ORIGINAL: justheather

It struck me this morning as I was reading the advice given by some of our members in various threads, that it seems to be the opinion of some people here, if not many, that people can not change. When people post questions about compatability in one form or another, often times the answer given by more than a few people is "If this person is not compatible with regard to XYZ, the answer is simply 'move on'".
 
This answer is pretty much valid, for most of the time, we are only given a "part" of the situation, one view, and one person's subjective perspective.


I have heard often times throughout my life the adage "People don't change." Usually I hear this when there is a discussion among women about why a particular relationship failed.

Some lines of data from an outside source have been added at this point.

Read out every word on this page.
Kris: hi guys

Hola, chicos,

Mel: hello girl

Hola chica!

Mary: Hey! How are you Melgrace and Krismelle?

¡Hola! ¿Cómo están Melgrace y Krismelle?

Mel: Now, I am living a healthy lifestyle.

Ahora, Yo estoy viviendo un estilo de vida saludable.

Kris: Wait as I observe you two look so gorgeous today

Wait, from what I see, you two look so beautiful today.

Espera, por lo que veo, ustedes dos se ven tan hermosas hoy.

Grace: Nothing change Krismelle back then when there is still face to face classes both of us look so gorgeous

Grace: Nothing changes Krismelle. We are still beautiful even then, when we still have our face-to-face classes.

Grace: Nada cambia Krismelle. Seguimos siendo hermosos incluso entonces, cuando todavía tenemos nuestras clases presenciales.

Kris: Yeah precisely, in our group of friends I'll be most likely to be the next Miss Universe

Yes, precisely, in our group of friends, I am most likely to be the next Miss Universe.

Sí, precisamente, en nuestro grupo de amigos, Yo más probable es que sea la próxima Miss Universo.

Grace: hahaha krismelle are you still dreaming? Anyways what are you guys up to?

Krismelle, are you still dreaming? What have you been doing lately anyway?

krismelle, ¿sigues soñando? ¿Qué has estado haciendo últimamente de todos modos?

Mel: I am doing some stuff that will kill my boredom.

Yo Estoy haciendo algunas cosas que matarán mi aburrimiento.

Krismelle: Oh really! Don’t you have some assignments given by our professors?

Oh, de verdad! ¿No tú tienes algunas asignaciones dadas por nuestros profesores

While I agree that "People don't magically change just because you offer them love and you want them to change" I do believe that people are capable of change.

i believe that most of us feel that there is room and opportunity to change.  However, "some old stubborn dogs really can't  (or really don't want) to be taught new tricks".  Some folks when they post, are seeking certain answers that validate their feelings expressed, and tend to ignore the comments of those who ruffle their feathers or call them on their shit, etc.  Given the nature of this board, and what is shared and what is or may be "selectively omitted" or forgotten nuances of situations, folks are limited to making only general speculations and assumptions.

How many of us are on a spiritual path that involves self-exploration and subsequent growth? Is growth not change? And are relationship "issues" not also opportunities for people to go inside, look at themselves honestly, come to realizations and move toward change?

These are are valid points to consider, but i believe there is always more depth and other perspectives than what is often shared on one side of a relationship issue. 

I believe that by meditating on positive thoughts, I can change my attitude. I believe that by choosing to process experiences in a different way, I can create change in the way I respond emotionally to situations. I believe change is possible. One of the reasons I love my relationship with my boyfriend is that he challenges me to see things in new ways and, if I come upon a new way of thinking that works better for me than the way Im doing it presently, to integrate those ways into my own thought patterns. He loves me as I am, but still encourages me to grow and yes, I believe even to change.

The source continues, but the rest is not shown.